Le système électoral est complexe puisque le suffrage n’est pas unipersonnel, mais indirect et clanique. Ce ne sont pas les Somaliens qui votent pour élire leur président, mais les chefs de tribus qui nomment des parlementaires, ceux-ci étant ensuite électeurs du président. Pour les candidats, l’enjeu n’est donc pas de présenter un programme et de convaincre la population, mais de séduire les chefs de clans pour qu’ils nomment des parlementaires qui leur seront favorables. D’où l’existence de corruption et de faveurs pour s’attacher les bonnes grâces des chefs et ainsi disposer des voix nécessaires. L’un des candidats, francophone et marié à une Française, Abshir Aden-Ferro, proposait donc de modifier la constitution pour établir un système démocratique reposant sur le système « un homme, une voix ». Un système qui ne semble pas prêt de voir le jour.
Un pays écartelé et fragilisé
La Somalie est composée à 95% par une ethnie, les Somalis, ce qui est un avantage certain par rapport aux pays africains composés de plusieurs ethnies et donc davantage susceptible de connaître des rivalités internes. Cela n’a pas empêché le pays de subir de nombreuses guerres depuis son indépendance en 1960, conflictualité accélérée depuis 1991 et la fin de la Guerre froide. La Somalie s’est rangée dans le camp soviétique jusqu’en 1977, avant de rompre avec lui à la suite d’un changement de président. L’invasion de l’Éthiopie lors de la guerre de l’Ogaden (1977-1978) a conduit à une réplique des troupes cubaines qui protégeaient alors ce pays et à une défaite de Mogadiscio.
Le pays est donc particulièrement fragilisé et déstabilisé, entre clans qui ne trouvent pas d’accord pour la présidentielle, régions autonomistes coupées de la capitale, mouvements de piraterie et attaques des shebabs qui associent terrorisme et islamisme.
C’est ensuite le Somaliland, région du nord du pays et ancienne colonie britannique, qui a proclamé son indépendance. Si celle-ci n’est reconnue par aucune puissance internationale, la région vit toutefois en marge de Mogadiscio. Puis est venue la proclamation de l’indépendance du Puntland, non reconnue elle aussi, mais largement autonome par rapport au pouvoir central et lieu de nombreux repaires de pirates qui attaquent les bateaux dans l’océan indien (dont la célèbre prise d’otages du Ponant en 2008).
À cette fragilisation politique et territoriale s’est ajoutée, à partir de 2004, l’irruption des militants shebabs.

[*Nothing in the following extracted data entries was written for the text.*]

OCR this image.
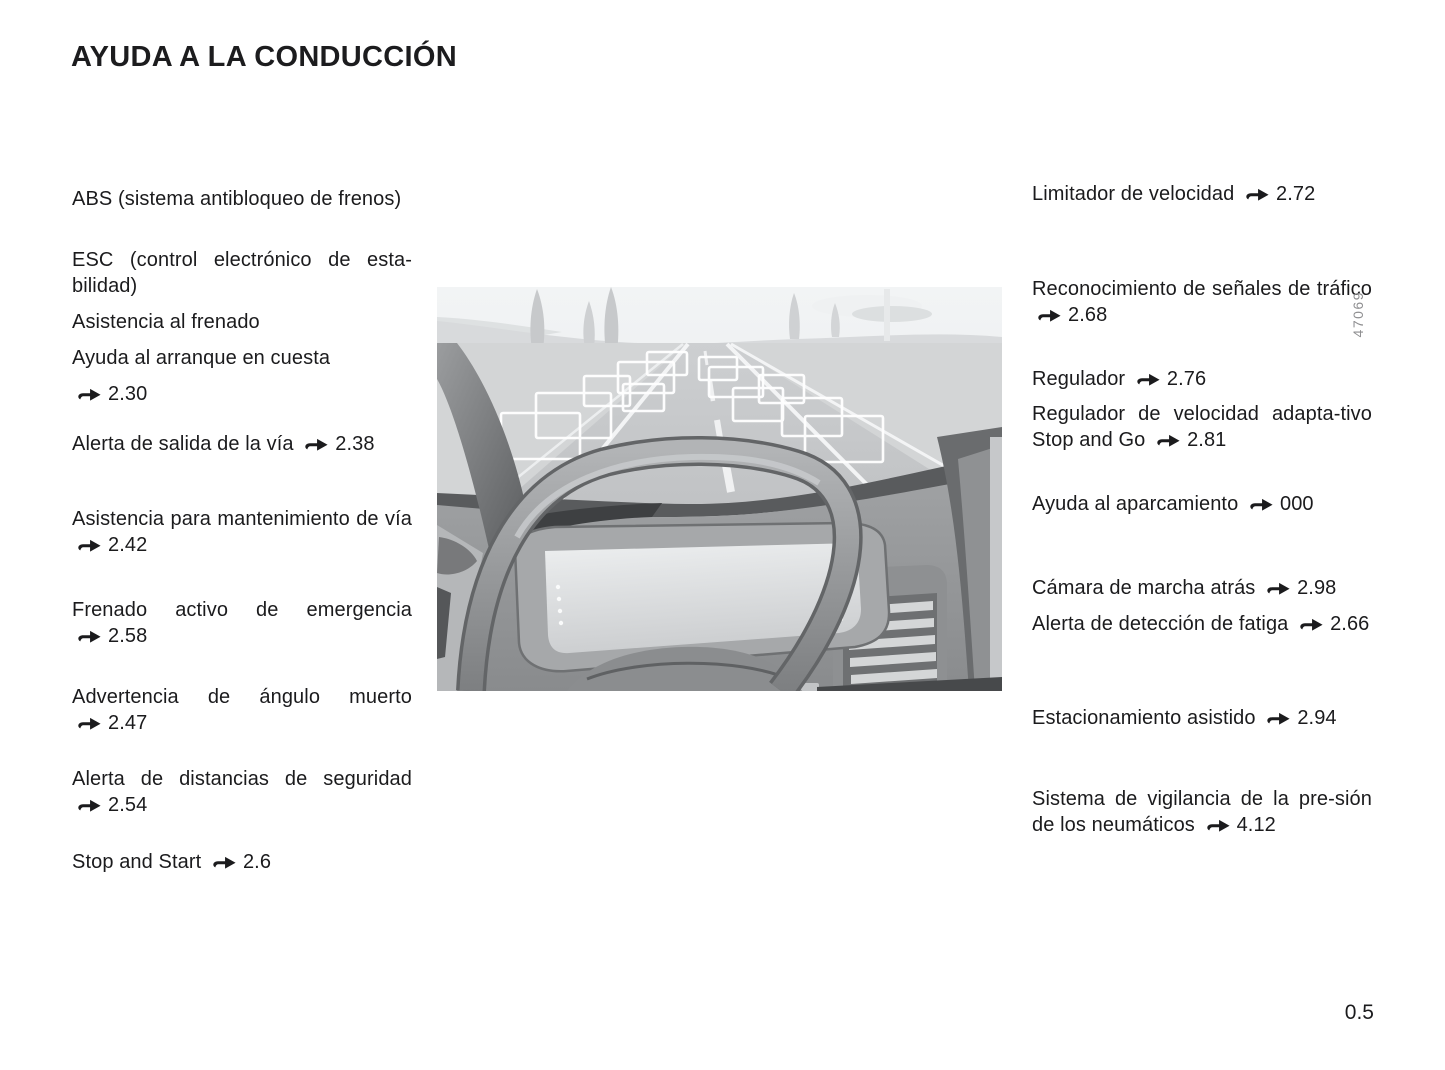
AYUDA A LA CONDUCCIÓN

ABS (sistema antibloqueo de frenos)

ESC (control electrónico de esta-bilidad)

Asistencia al frenado

Ayuda al arranque en cuesta
2.30

Alerta de salida de la vía 2.38

Asistencia para mantenimiento de vía 2.42

Frenado activo de emergencia 2.58

Advertencia de ángulo muerto 2.47

Alerta de distancias de seguridad 2.54

Stop and Start 2.6

Limitador de velocidad 2.72

Reconocimiento de señales de tráfico 2.68

Regulador 2.76

Regulador de velocidad adapta-tivo Stop and Go 2.81

Ayuda al aparcamiento 000

Cámara de marcha atrás 2.98

Alerta de detección de fatiga 2.66

Estacionamiento asistido 2.94

Sistema de vigilancia de la pre-sión de los neumáticos 4.12

47069
0.5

Très présents dans le sud du pays, à la frontière avec le Kenya, ils ont lancé plusieurs raids et attaques contre la capitale Mogadiscio, dont la dernière, le 30 janvier 2021, leur a permis d’éliminer un général ennemi. Le pays est donc particulièrement fragilisé et déstabilisé, entre clans qui ne trouvent pas d’accord pour la présidentielle, régions autonomistes coupées de la capitale, mouvements de piraterie et attaques des shebabs qui associent terrorisme et islamisme. La Somalie est à la fois un État fantôme et un État failli.

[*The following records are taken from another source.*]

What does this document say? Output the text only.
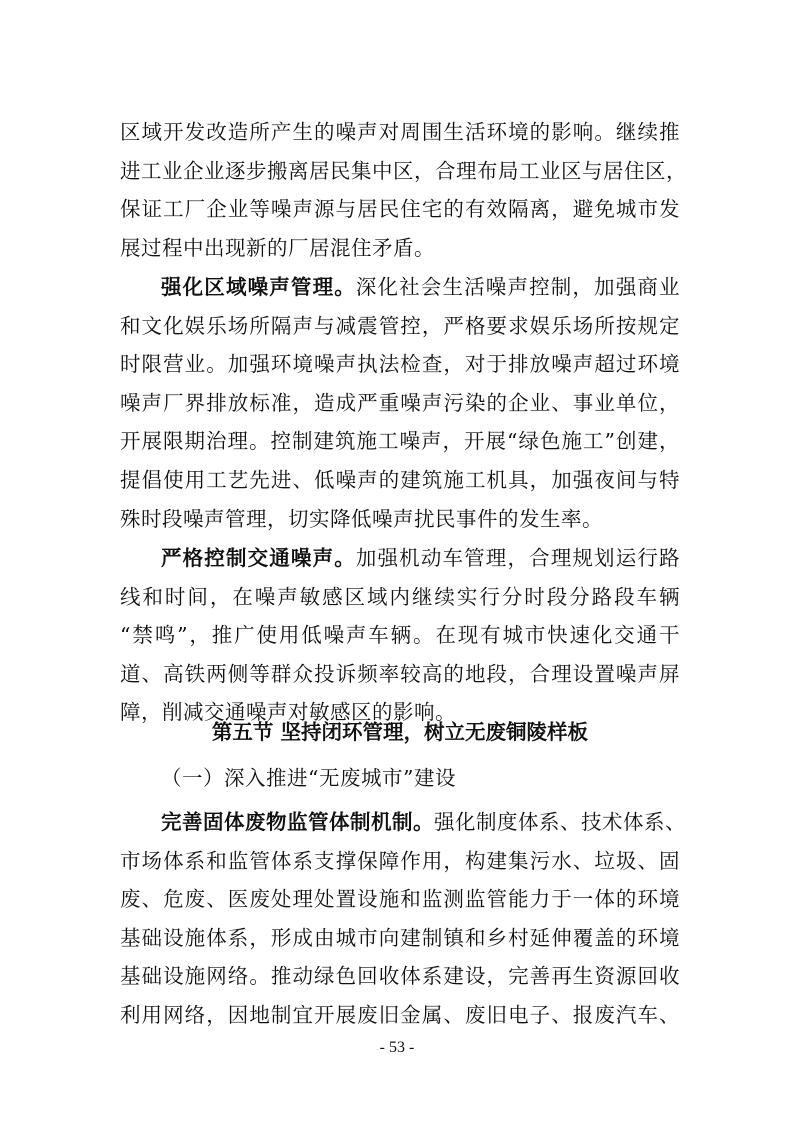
区域开发改造所产生的噪声对周围生活环境的影响。继续推
进工业企业逐步搬离居民集中区，合理布局工业区与居住区，
保证工厂企业等噪声源与居民住宅的有效隔离，避免城市发
展过程中出现新的厂居混住矛盾。
强化区域噪声管理。深化社会生活噪声控制，加强商业
和文化娱乐场所隔声与减震管控，严格要求娱乐场所按规定
时限营业。加强环境噪声执法检查，对于排放噪声超过环境
噪声厂界排放标准，造成严重噪声污染的企业、事业单位，
开展限期治理。控制建筑施工噪声，开展“绿色施工”创建，
提倡使用工艺先进、低噪声的建筑施工机具，加强夜间与特
殊时段噪声管理，切实降低噪声扰民事件的发生率。
严格控制交通噪声。加强机动车管理，合理规划运行路
线和时间，在噪声敏感区域内继续实行分时段分路段车辆
“禁鸣”，推广使用低噪声车辆。在现有城市快速化交通干
道、高铁两侧等群众投诉频率较高的地段，合理设置噪声屏
障，削减交通噪声对敏感区的影响。

第五节 坚持闭环管理，树立无废铜陵样板

（一）深入推进“无废城市”建设

完善固体废物监管体制机制。强化制度体系、技术体系、
市场体系和监管体系支撑保障作用，构建集污水、垃圾、固
废、危废、医废处理处置设施和监测监管能力于一体的环境
基础设施体系，形成由城市向建制镇和乡村延伸覆盖的环境
基础设施网络。推动绿色回收体系建设，完善再生资源回收
利用网络，因地制宜开展废旧金属、废旧电子、报废汽车、

- 53 -
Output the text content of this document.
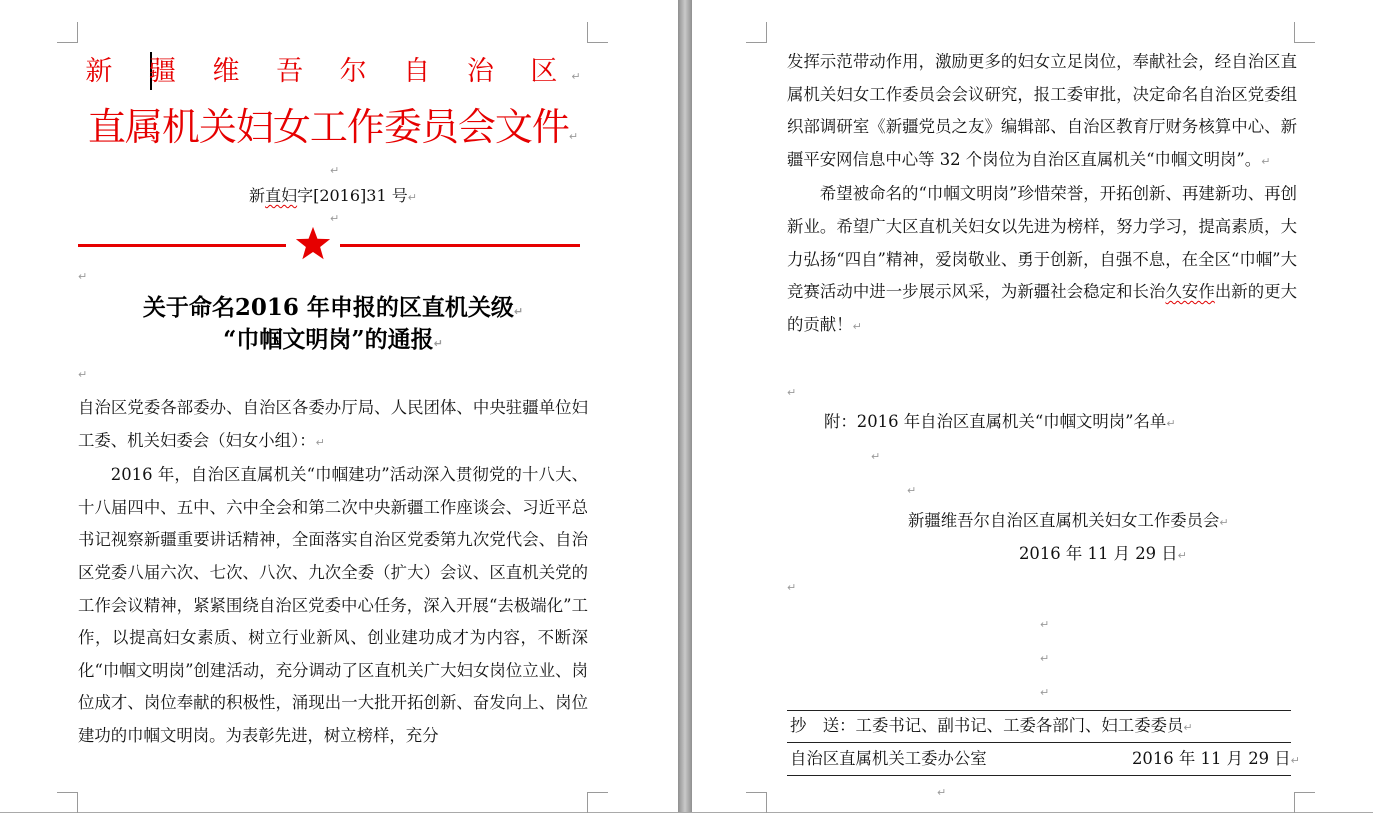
新 疆 维 吾 尔 自 治 区↵
直属机关妇女工作委员会文件↵
↵
新直妇字[2016]31 号↵
↵
↵
关于命名2016 年申报的区直机关级↵
“巾帼文明岗”的通报↵
↵

自治区党委各部委办、自治区各委办厅局、人民团体、中央驻疆单位妇工委、机关妇委会（妇女小组）：↵

2016 年，自治区直属机关“巾帼建功”活动深入贯彻党的十八大、十八届四中、五中、六中全会和第二次中央新疆工作座谈会、习近平总书记视察新疆重要讲话精神，全面落实自治区党委第九次党代会、自治区党委八届六次、七次、八次、九次全委（扩大）会议、区直机关党的工作会议精神，紧紧围绕自治区党委中心任务，深入开展“去极端化”工作，以提高妇女素质、树立行业新风、创业建功成才为内容，不断深化“巾帼文明岗”创建活动，充分调动了区直机关广大妇女岗位立业、岗位成才、岗位奉献的积极性，涌现出一大批开拓创新、奋发向上、岗位建功的巾帼文明岗。为表彰先进，树立榜样，充分

发挥示范带动作用，激励更多的妇女立足岗位，奉献社会，经自治区直属机关妇女工作委员会会议研究，报工委审批，决定命名自治区党委组织部调研室《新疆党员之友》编辑部、自治区教育厅财务核算中心、新疆平安网信息中心等 32 个岗位为自治区直属机关“巾帼文明岗”。↵

希望被命名的“巾帼文明岗”珍惜荣誉，开拓创新、再建新功、再创新业。希望广大区直机关妇女以先进为榜样，努力学习，提高素质，大力弘扬“四自”精神，爱岗敬业、勇于创新，自强不息，在全区“巾帼”大竞赛活动中进一步展示风采，为新疆社会稳定和长治久安作出新的更大的贡献！↵

↵
附：2016 年自治区直属机关“巾帼文明岗”名单↵
↵
↵
新疆维吾尔自治区直属机关妇女工作委员会↵
2016 年 11 月 29 日↵
↵
↵
↵
↵
抄　送：工委书记、副书记、工委各部门、妇工委委员↵
自治区直属机关工委办公室	2016 年 11 月 29 日↵
↵
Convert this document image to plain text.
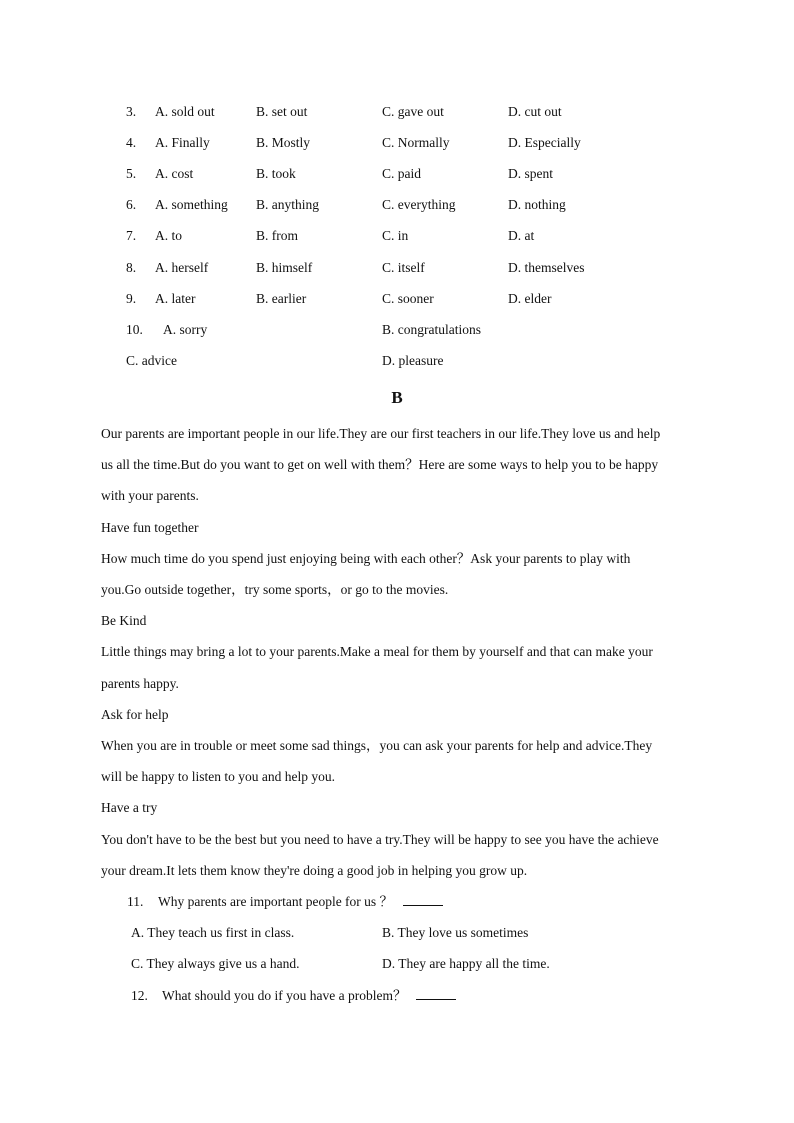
3. A. sold out	B. set out	C. gave out	D. cut out
4. A. Finally	B. Mostly	C. Normally	D. Especially
5. A. cost	B. took	C. paid	D. spent
6. A. something B. anything	C. everything	D. nothing
7. A. to	B. from	C. in	D. at
8. A. herself	B. himself	C. itself	D. themselves
9. A. later	B. earlier	C. sooner	D. elder
10. A. sorry	B. congratulations
C. advice	D. pleasure
B
Our parents are important people in our life.They are our first teachers in our life.They love us and help
us all the time.But do you want to get on well with them？Here are some ways to help you to be happy
with your parents.
Have fun together
How much time do you spend just enjoying being with each other？Ask your parents to play with
you.Go outside together，try some sports，or go to the movies.
Be Kind
Little things may bring a lot to your parents.Make a meal for them by yourself and that can make your
parents happy.
Ask for help
When you are in trouble or meet some sad things，you can ask your parents for help and advice.They
will be happy to listen to you and help you.
Have a try
You don't have to be the best but you need to have a try.They will be happy to see you have the achieve
your dream.It lets them know they're doing a good job in helping you grow up.
11. Why parents are important people for us ？
A. They teach us first in class.	B. They love us sometimes
C. They always give us a hand.	D. They are happy all the time.
12. What should you do if you have a problem？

Les Shebabs : entre islamisme et terrorisme
Le schéma classique en Afrique d’une opposition entre groupes chrétiens et groupes musulmans ne se retrouve pas en Somalie, la population étant musulmane de façon quasi exclusive. La colonisation européenne n’a pas réussi à implanter le christianisme, en dépit de la présence de missions italiennes jusque dans les années 1960, lorsque le pays fut une colonie puis un protectorat italien. La population chrétienne était composée essentiellement des missionnaires et colons italiens, sans que le christianisme n’infuse dans le reste du pays. Après leur départ, il n’est plus rien resté du christianisme, hormis quelques populations sporadiques de chrétiens éthiopiens et de chrétiens somaliens estimés à un millier. La fracture religieuse somalienne est donc interne à l’islam.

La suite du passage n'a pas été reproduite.